Le choix du tapis, un détail décisif

Au tir debout, Perrot fait preuve d’intelligence. Il se place au tapis numéro deux, au cœur du peloton. Il tire en premier.

Ce choix perturbe ses adversaires. La pression change de camp.

Un sans-faute qui fait la différence

Perrot enchaîne cinq nouveaux tirs parfaits. Aucun bruit parasite. Aucun temps mort. Derrière lui, tous craquent.

Christiansen et Nawrath commettent chacun une faute. Samuelsson en concède deux. En quelques secondes, le relais de Ruhpolding bascule définitivement.


Une résistance finale sur les skis

Un dernier tour sous haute tension

À la sortie du pas de tir, Éric Perrot possède huit secondes d’avance. Sur le papier, ce n’est rien. D’autant plus que ses poursuivants sont réputés plus puissants sur les skis.

Le Français résiste pourtant avec sang-froid. Il gère son effort sur les longs faux plats.

Une ligne d’arrivée libératrice

Perrot ne faiblit pas. Il maintient l’écart jusqu’au bout. La France s’impose avec 6,2 secondes d’avance sur la Norvège.
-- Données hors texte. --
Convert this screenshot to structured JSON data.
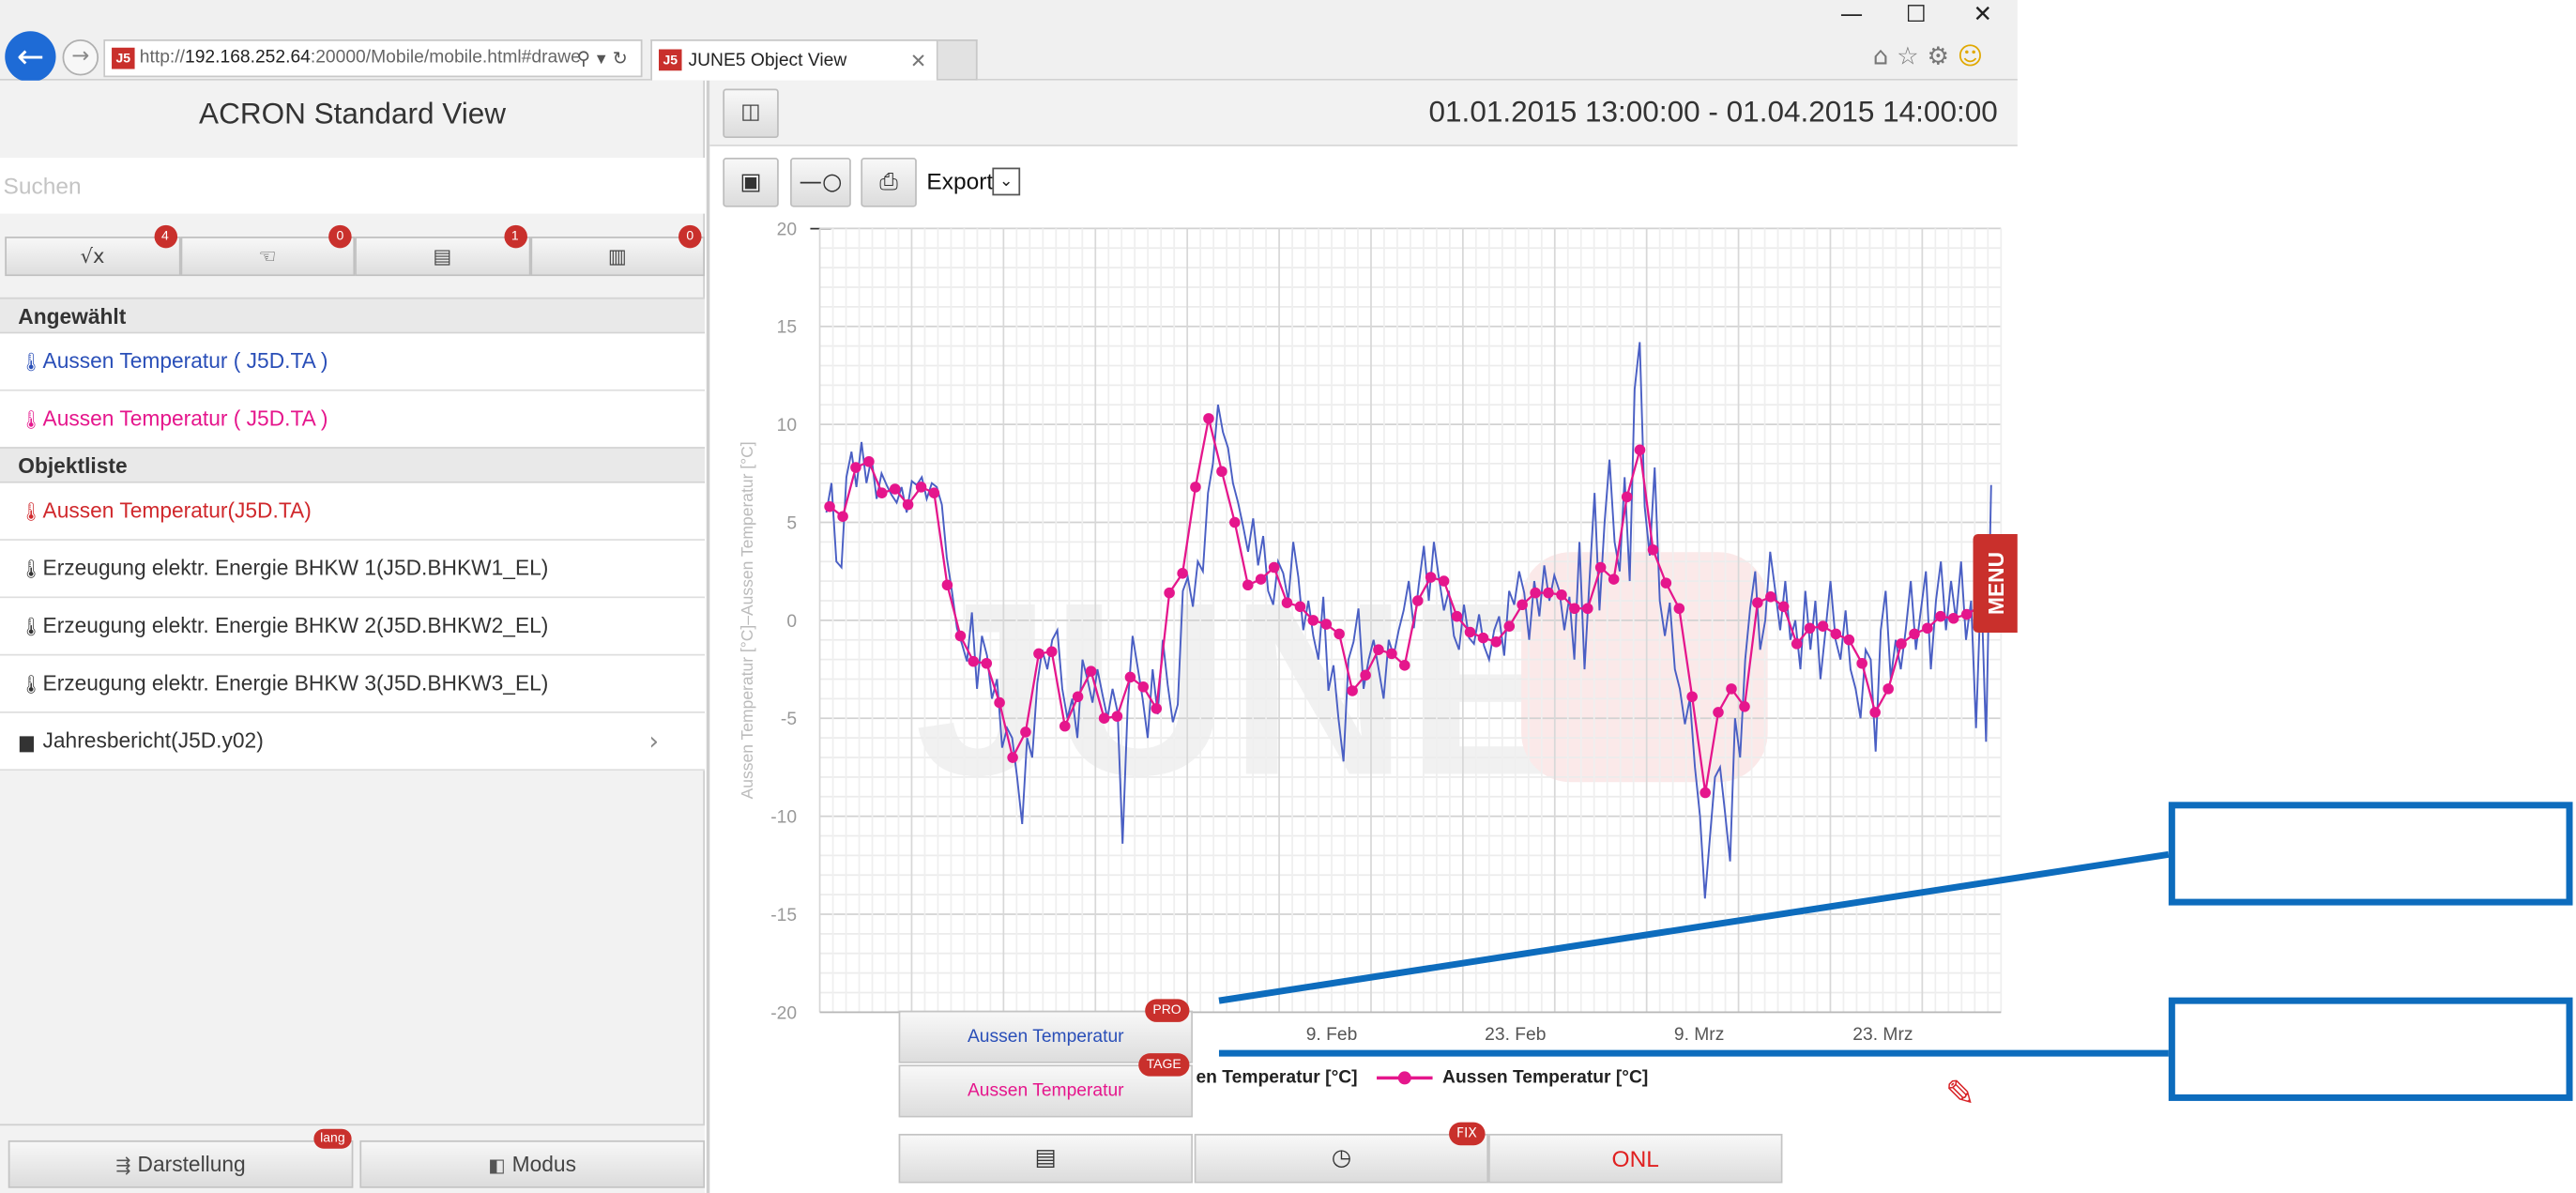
{
  "browser": {
    "url_prefix": "http://",
    "url_host": "192.168.252.64",
    "url_rest": ":20000/Mobile/mobile.html#drawe",
    "tab_title": "JUNE5 Object View",
    "logo_text": "J5",
    "minimize": "—",
    "maximize": "☐",
    "close": "✕",
    "icons": [
      "home-icon",
      "star-icon",
      "settings-icon",
      "smiley-icon"
    ]
  },
  "left": {
    "title": "ACRON Standard View",
    "search_placeholder": "Suchen",
    "filters": [
      {
        "icon": "sqrt-icon",
        "glyph": "√x",
        "badge": "4"
      },
      {
        "icon": "hand-icon",
        "glyph": "☜",
        "badge": "0"
      },
      {
        "icon": "pdf-icon",
        "glyph": "▤",
        "badge": "1"
      },
      {
        "icon": "chart-icon",
        "glyph": "▥",
        "badge": "0"
      }
    ],
    "section_selected": "Angewählt",
    "selected": [
      {
        "label": "Aussen Temperatur ( J5D.TA )",
        "color": "#2a4fb8"
      },
      {
        "label": "Aussen Temperatur ( J5D.TA )",
        "color": "#e5168c"
      }
    ],
    "section_objects": "Objektliste",
    "objects": [
      {
        "label": "Aussen Temperatur(J5D.TA)",
        "color": "#d0282c",
        "icon": "thermometer-icon"
      },
      {
        "label": "Erzeugung elektr. Energie BHKW 1(J5D.BHKW1_EL)",
        "color": "#333333",
        "icon": "thermometer-icon"
      },
      {
        "label": "Erzeugung elektr. Energie BHKW 2(J5D.BHKW2_EL)",
        "color": "#333333",
        "icon": "thermometer-icon"
      },
      {
        "label": "Erzeugung elektr. Energie BHKW 3(J5D.BHKW3_EL)",
        "color": "#333333",
        "icon": "thermometer-icon"
      },
      {
        "label": "Jahresbericht(J5D.y02)",
        "color": "#333333",
        "icon": "document-icon"
      }
    ],
    "btn_display": "Darstellung",
    "btn_display_badge": "lang",
    "btn_mode": "Modus"
  },
  "right": {
    "time_range": "01.01.2015 13:00:00 - 01.04.2015 14:00:00",
    "export_label": "Export",
    "menu_label": "MENU",
    "series_buttons": [
      {
        "label": "Aussen Temperatur",
        "badge": "PRO",
        "color": "#2a4fb8"
      },
      {
        "label": "Aussen Temperatur",
        "badge": "TAGE",
        "color": "#e5168c"
      }
    ],
    "legend": [
      {
        "label": "en Temperatur [°C]"
      },
      {
        "label": "Aussen Temperatur [°C]"
      }
    ],
    "bottom_fix_badge": "FIX",
    "bottom_onl": "ONL"
  },
  "colors": {
    "accent_red": "#c9302c",
    "blue_series": "#4a5fc4",
    "pink_series": "#e5168c",
    "callout": "#0d6cbd"
  },
  "chart_data": {
    "type": "line",
    "ylabel": "Aussen Temperatur [°C]–Aussen Temperatur [°C]",
    "ylim": [
      -20,
      20
    ],
    "yticks": [
      20,
      15,
      10,
      5,
      0,
      -5,
      -10,
      -15,
      -20
    ],
    "x_range": [
      "2015-01-01",
      "2015-04-01"
    ],
    "x_tick_labels": [
      "9. Feb",
      "23. Feb",
      "9. Mrz",
      "23. Mrz"
    ],
    "grid": true,
    "watermark": "JUNE5",
    "series": [
      {
        "name": "Aussen Temperatur [°C]",
        "style": "line",
        "values": [
          5.5,
          7.0,
          3.0,
          2.7,
          7.3,
          8.6,
          6.8,
          9.1,
          7.0,
          8.3,
          6.2,
          7.5,
          6.9,
          6.4,
          6.0,
          6.8,
          5.5,
          7.1,
          6.9,
          7.3,
          6.2,
          7.0,
          6.8,
          5.9,
          3.2,
          1.5,
          -0.4,
          -1.2,
          -2.1,
          0.4,
          -3.5,
          -0.8,
          -1.8,
          -4.0,
          -3.0,
          -6.5,
          -5.5,
          -6.0,
          -8.0,
          -10.4,
          -6.0,
          -7.0,
          -3.2,
          -1.5,
          -2.5,
          -1.0,
          -0.5,
          -3.5,
          -5.0,
          -4.0,
          -6.0,
          -2.0,
          -3.0,
          -4.2,
          -2.5,
          -3.8,
          -5.0,
          -3.5,
          -4.7,
          -11.4,
          -4.4,
          -0.8,
          -2.4,
          -4.0,
          -6.0,
          -2.5,
          -4.8,
          -1.0,
          -3.3,
          -5.2,
          -4.3,
          1.5,
          2.2,
          0.7,
          3.0,
          2.5,
          6.5,
          8.0,
          11.0,
          9.6,
          8.8,
          7.0,
          6.0,
          4.8,
          3.5,
          5.2,
          2.8,
          4.3,
          1.5,
          0.8,
          3.0,
          2.4,
          1.0,
          4.0,
          2.2,
          -0.5,
          1.0,
          -0.8,
          -2.0,
          1.2,
          -3.6,
          -2.3,
          -5.0,
          -7.2,
          -2.0,
          -1.1,
          0.6,
          -3.5,
          -2.0,
          -1.0,
          -2.5,
          -4.0,
          -1.0,
          -1.8,
          -0.5,
          0.5,
          2.0,
          -0.4,
          1.8,
          3.8,
          1.0,
          4.0,
          2.2,
          0.5,
          1.5,
          -0.8,
          -1.5,
          0.8,
          -0.9,
          -1.2,
          0.3,
          -1.3,
          -2.0,
          -0.5,
          0.2,
          -1.8,
          1.5,
          0.8,
          2.5,
          1.4,
          -1.0,
          2.0,
          0.2,
          2.8,
          1.0,
          2.3,
          1.5,
          -0.5,
          1.2,
          -2.0,
          4.0,
          -2.5,
          2.0,
          6.5,
          0.5,
          5.0,
          8.2,
          4.0,
          2.5,
          7.3,
          2.0,
          11.8,
          14.2,
          5.8,
          3.3,
          7.8,
          1.0,
          -0.8,
          0.9,
          -2.5,
          -3.5,
          -5.3,
          -4.0,
          -7.5,
          -10.0,
          -14.2,
          -11.0,
          -8.0,
          -7.5,
          -9.8,
          -12.3,
          -5.0,
          -7.0,
          -2.0,
          0.6,
          2.5,
          -1.5,
          0.0,
          3.5,
          1.5,
          -0.5,
          2.0,
          -1.0,
          0.0,
          -2.5,
          1.5,
          -1.5,
          1.0,
          -3.0,
          -0.5,
          2.0,
          -1.0,
          -2.0,
          0.5,
          -2.5,
          -3.5,
          -5.0,
          -1.5,
          -2.0,
          -6.7,
          -0.5,
          1.5,
          -3.0,
          -1.0,
          -2.5,
          -0.5,
          2.0,
          -1.5,
          0.5,
          2.5,
          -2.5,
          1.0,
          3.0,
          -0.5,
          2.0,
          0.0,
          3.0,
          -1.0,
          1.0,
          -5.5,
          2.0,
          -6.2,
          6.9
        ]
      },
      {
        "name": "Aussen Temperatur [°C]",
        "style": "line-markers",
        "values": [
          5.8,
          5.3,
          7.8,
          8.1,
          6.5,
          6.7,
          5.9,
          6.8,
          6.5,
          1.8,
          -0.8,
          -2.1,
          -2.2,
          -4.2,
          -7.0,
          -5.7,
          -1.7,
          -1.6,
          -5.4,
          -3.9,
          -2.6,
          -5.0,
          -4.9,
          -2.9,
          -3.4,
          -4.5,
          1.4,
          2.4,
          6.8,
          10.3,
          7.6,
          5.0,
          1.8,
          2.1,
          2.7,
          0.9,
          0.7,
          0.0,
          -0.2,
          -0.7,
          -3.6,
          -2.8,
          -1.5,
          -1.7,
          -2.3,
          1.0,
          2.2,
          2.0,
          0.2,
          -0.6,
          -0.9,
          -1.1,
          -0.3,
          0.8,
          1.4,
          1.4,
          1.3,
          0.6,
          0.6,
          2.7,
          2.1,
          6.3,
          8.7,
          3.6,
          1.9,
          0.6,
          -3.9,
          -8.8,
          -4.7,
          -3.5,
          -4.4,
          0.9,
          1.2,
          0.7,
          -1.2,
          -0.4,
          -0.3,
          -0.7,
          -1.0,
          -2.2,
          -4.7,
          -3.5,
          -1.2,
          -0.7,
          -0.4,
          0.2,
          0.1,
          0.3,
          0.7,
          0.4
        ]
      }
    ]
  }
}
L’Allemagne termine troisième à 7,9 secondes.

Le bilan français est remarquable malgré un tour de pénalité et quatre pioches.


Un relais de Ruhpolding riche d’enseignements

Une victoire collective avant tout

Cette victoire ne se résume pas à un exploit individuel. Chaque Français a joué son rôle. Même le passage difficile de Fabien Claude n’a pas fait imploser l’équipe.
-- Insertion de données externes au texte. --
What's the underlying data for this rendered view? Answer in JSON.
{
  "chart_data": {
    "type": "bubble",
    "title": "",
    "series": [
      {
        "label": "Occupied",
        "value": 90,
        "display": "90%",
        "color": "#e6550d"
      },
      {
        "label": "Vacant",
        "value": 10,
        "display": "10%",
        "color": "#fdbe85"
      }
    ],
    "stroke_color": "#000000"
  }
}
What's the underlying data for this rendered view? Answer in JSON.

La capacité à rester dans le plan, malgré l’adversité, impressionne.

Une force mentale retrouvée

Longtemps, la France a parfois douté en relais masculin. Ce succès montre une solidité mentale nouvelle. Les Bleus savent désormais revenir de loin.

C’est un atout majeur à l’approche des grands rendez-vous.
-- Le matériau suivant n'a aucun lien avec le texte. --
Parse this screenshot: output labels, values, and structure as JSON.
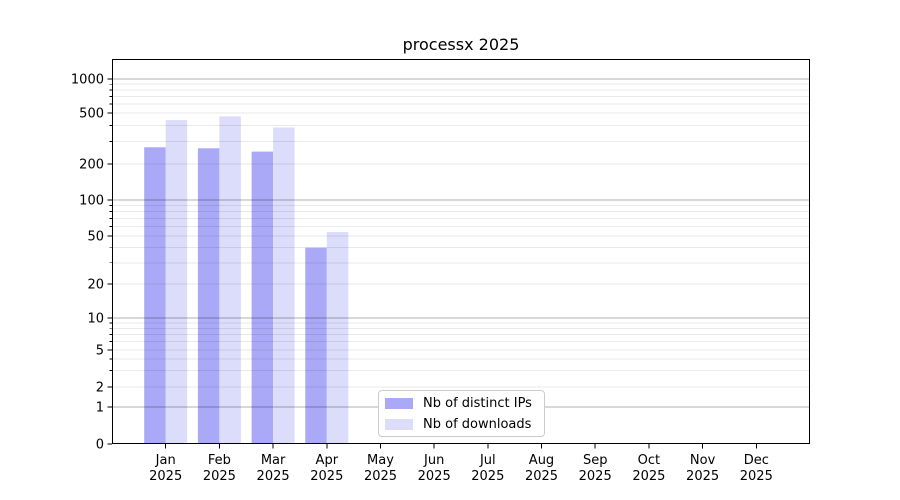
{
  "chart_data": {
    "type": "bar",
    "title": "processx 2025",
    "categories": [
      "Jan",
      "Feb",
      "Mar",
      "Apr",
      "May",
      "Jun",
      "Jul",
      "Aug",
      "Sep",
      "Oct",
      "Nov",
      "Dec"
    ],
    "x_axis": {
      "tick_label_line2": "2025"
    },
    "series": [
      {
        "name": "Nb of distinct IPs",
        "color": "#a9a9f7",
        "values": [
          270,
          265,
          250,
          40,
          null,
          null,
          null,
          null,
          null,
          null,
          null,
          null
        ]
      },
      {
        "name": "Nb of downloads",
        "color": "#dcdcfb",
        "values": [
          440,
          470,
          385,
          54,
          null,
          null,
          null,
          null,
          null,
          null,
          null,
          null
        ]
      }
    ],
    "y_axis": {
      "ticks": [
        0,
        1,
        2,
        5,
        10,
        20,
        50,
        100,
        200,
        500,
        1000
      ],
      "scale": "log-like",
      "major_gridlines": [
        1,
        10,
        100,
        1000
      ]
    },
    "legend_position": "lower center-left",
    "grid": "on",
    "colors": {
      "axis": "#000000",
      "major_grid": "#b0b0b0",
      "minor_grid": "#eaeaea"
    }
  }
}
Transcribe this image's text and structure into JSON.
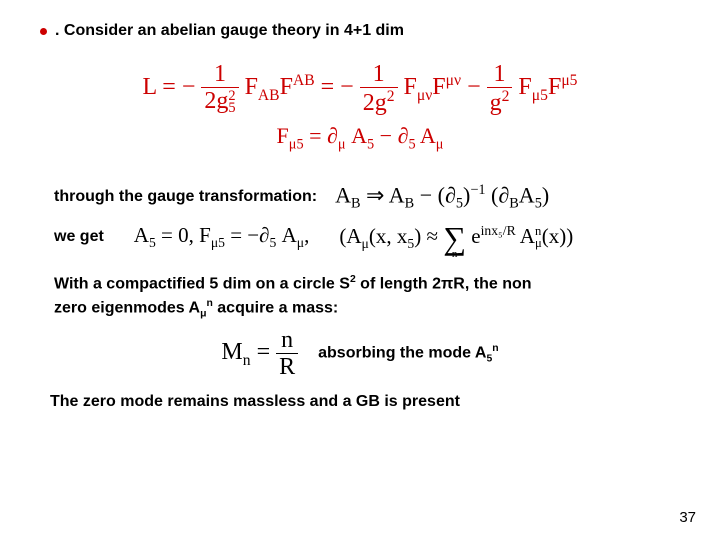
{
  "colors": {
    "bullet": "#cc0000",
    "heading_text": "#000000",
    "equation_main": "#cc0000",
    "equation_sub": "#000000",
    "body_text": "#000000",
    "background": "#ffffff"
  },
  "fonts": {
    "body": {
      "family": "Arial",
      "size_pt": 12,
      "weight": "bold"
    },
    "equation": {
      "family": "Times New Roman",
      "size_pt": 18
    }
  },
  "bullet": {
    "dot_glyph": "●",
    "text": ". Consider an abelian gauge theory in 4+1 dim"
  },
  "eq_main": {
    "L": "L = ",
    "minus": "−",
    "frac1_num": "1",
    "frac1_den": "2g",
    "frac1_den_sub": "5",
    "frac1_den_sup": "2",
    "F_AB": "F",
    "F_AB_sub": "AB",
    "F_AB_up": "F",
    "F_AB_up_sup": "AB",
    "eq": " = ",
    "frac2_num": "1",
    "frac2_den": "2g",
    "frac2_den_sup": "2",
    "F_text": "F",
    "F_munu_sub": "μν",
    "F_munu_sup": "μν",
    "frac3_num": "1",
    "frac3_den": "g",
    "frac3_den_sup": "2",
    "F_mu5_sub": "μ5",
    "F_mu5_sup": "μ5"
  },
  "eq_mu5": {
    "lhs": "F",
    "lhs_sub": "μ5",
    "eq": " = ",
    "d1": "∂",
    "d1_sub": "μ",
    "A5": "A",
    "A5_sub": "5",
    "minus": " − ",
    "d2": "∂",
    "d2_sub": "5",
    "Amu": "A",
    "Amu_sub": "μ"
  },
  "gauge": {
    "label": "through the gauge transformation:",
    "A_B": "A",
    "A_B_sub": "B",
    "arrow": " ⇒ ",
    "A_B2": "A",
    "A_B2_sub": "B",
    "minus": " − ",
    "lp": "(",
    "d5": "∂",
    "d5_sub": "5",
    "rp": ")",
    "inv_sup": "−1",
    "lp2": "(",
    "dB": "∂",
    "dB_sub": "B",
    "A5": "A",
    "A5_sub": "5",
    "rp2": ")"
  },
  "weget": {
    "label": "we get",
    "A5": "A",
    "A5_sub": "5",
    "eq0": " = 0,  ",
    "Fmu5": "F",
    "Fmu5_sub": "μ5",
    "eq_neg_d5": " = −∂",
    "d5_sub": "5",
    "Amu": "A",
    "Amu_sub": "μ",
    "comma1": ",",
    "open": "(",
    "A_mu_x": "A",
    "A_mu_x_sub": "μ",
    "args": "(x, x",
    "args_sub": "5",
    "args_close": ") ≈ ",
    "sum": "∑",
    "sum_sub": "n",
    "e": "e",
    "e_sup": "inx₅/R",
    "Amun": "A",
    "Amun_sub": "μ",
    "Amun_sup": "n",
    "xclose": "(x))"
  },
  "compact": {
    "line1_a": "With a compactified 5 dim on a circle S",
    "line1_sup": "2",
    "line1_b": " of length 2",
    "pi": "π",
    "line1_c": "R, the non",
    "line2_a": "zero eigenmodes  A",
    "line2_sub": "μ",
    "line2_sup": "n",
    "line2_b": " acquire a mass:"
  },
  "mass": {
    "M": "M",
    "M_sub": "n",
    "eq": " = ",
    "frac_num": "n",
    "frac_den": "R",
    "text_a": "absorbing the mode A",
    "text_sub": "5",
    "text_sup": "n"
  },
  "zero_mode": "The zero mode remains massless and a GB is present",
  "page_number": "37"
}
Un signal fort envoyé avant les Jeux Olympiques

Une répétition générale réussie

Le relais de Ruhpolding était le dernier test avant les Jeux Olympiques. Le message est clair. La France sera une équipe à battre.

Face aux meilleures nations mondiales, elle a répondu présente.

Des certitudes pour le staff

Le staff français repart d’Allemagne avec des réponses. La hiérarchie interne est claire. Les automatismes fonctionnent.

Surtout, l’équipe a démontré qu’elle pouvait gagner même sans scénario parfait.


La France face à ses rivaux directs

La Norvège, toujours redoutable

Deuxième à Ruhpolding, la Norvège reste une référence. Son collectif est dense. Son expérience est immense.

Mais la France a prouvé qu’elle pouvait la battre à la régulière.

L’Allemagne solide à domicile

Troisième devant son public, l’Allemagne confirme sa progression. Son tir reste une arme majeure.

À quelques semaines des Jeux, elle s’installe comme un outsider sérieux.


Pourquoi le relais de Ruhpolding compte déjà dans l’histoire

Une course référence pour la génération actuelle

Ce relais marquera la carrière de plusieurs Bleus. Éric Perrot y signe l’un de ses plus grands moments.

Pour l’équipe, cette victoire renforce une dynamique positive.

Une base pour construire la suite

Les grandes équipes se forgent dans l’adversité. Ce succès, acquis après une remontée spectaculaire, sert de socle.

Il nourrit la confiance collective à l’approche du rendez-vous olympique.


Conclusion

Le relais de Ruhpolding restera comme une démonstration de caractère de l’équipe de France de biathlon. Mal partie, elle a su s’appuyer sur ses forces, son sang-froid et son talent.

Portée par un Éric Perrot impérial, la France a signé une victoire de référence. À quelques semaines des Jeux Olympiques, ce succès change le statut des Bleus. Ils ne sont plus des outsiders. Ils sont des candidats crédibles au titre.